Mass of 1000 m³ water = 1e6 kg
Area of Earth's oceans: 361,060,000 km²
Mass of 1mm water added to earth's oceans: 1e6 x 3.6106e8 = 3.6106e14 kg
For a thin spherical shell, I = 2/3 MR²
Here we assume that the oceans are evenly distributed across the surface, which isn't true, but it's not far wrong.
Therefore moment of inertia of 1mm water shell = 9.77e21 kg km²
Notice already: TEN orders of magnitude difference!
3. Angular momentum is conserved. Compute angular momentum L = Iω where ω is angular velocity in radians per second. For earth, ω = 2 π / 86400.
Therefore angular momentum L = 8.02e31 2 π / 86400 = 5.83e27 kg km² rad/sec.

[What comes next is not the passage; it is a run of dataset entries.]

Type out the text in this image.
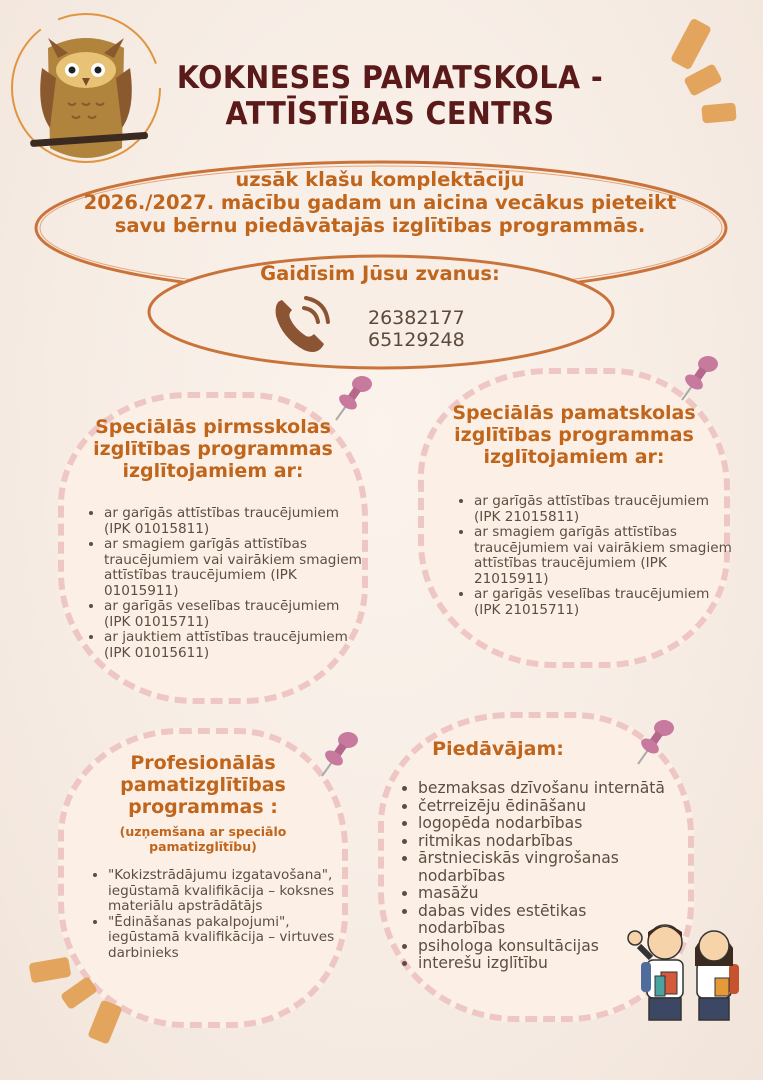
KOKNESES PAMATSKOLA -
ATTĪSTĪBAS CENTRS
uzsāk klašu komplektāciju
2026./2027. mācību gadam un aicina vecākus pieteikt
savu bērnu piedāvātajās izglītības programmās.
Gaidīsim Jūsu zvanus:
26382177
65129248
Speciālās pirmsskolas
izglītības programmas
izglītojamiem ar:
• ar garīgās attīstības traucējumiem (IPK 01015811)
• ar smagiem garīgās attīstības traucējumiem vai vairākiem smagiem attīstības traucējumiem (IPK 01015911)
• ar garīgās veselības traucējumiem (IPK 01015711)
• ar jauktiem attīstības traucējumiem (IPK 01015611)
Speciālās pamatskolas
izglītības programmas
izglītojamiem ar:
• ar garīgās attīstības traucējumiem (IPK 21015811)
• ar smagiem garīgās attīstības traucējumiem vai vairākiem smagiem attīstības traucējumiem (IPK 21015911)
• ar garīgās veselības traucējumiem (IPK 21015711)
Profesionālās
pamatizglītības
programmas :
(uzņemšana ar speciālo
pamatizglītību)
• "Kokizstrādājumu izgatavošana", iegūstamā kvalifikācija – koksnes materiālu apstrādātājs
• "Ēdināšanas pakalpojumi", iegūstamā kvalifikācija – virtuves darbinieks
Piedāvājam:
• bezmaksas dzīvošanu internātā
• četrreizēju ēdināšanu
• logopēda nodarbības
• ritmikas nodarbības
• ārstnieciskās vingrošanas nodarbības
• masāžu
• dabas vides estētikas nodarbības
• psihologa konsultācijas
• interešu izglītību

Assuming for convenience that polar ice is perfectly axial, its angular momentum is zero. Melting the ice adds the moment of inertia of the shell to the moment of inertia to the Earth as a whole. So post-melt moment of inertia is: 8.02e31 + 9.77e21 = 8.02e31 (plus a lot of decimals) kg km². Since angular momentum is conserved, the new tiny-bit larger moment of inertia must be balanced by a new tiny-bit smaller angular velocity.
So:
Initial angular velocity: 7.242205216643040e-5 rad/sec
Final angular velocity: 7.272205215756699e-5 rad/sec
with a difference of 8.8634e-15 rad/sec
which amounts to a longer day by a whopping 10.53 microseconds (that's millionths of a second).
Is this detectable? It's just barely within measureability limits, but it is swamped by daily effects of weather (~1 order of magnitude larger), seasonal effects (~2 orders of magnitude larger) and long-term lunar effects (~3 orders of magnitude larger). So it's lost in the noise.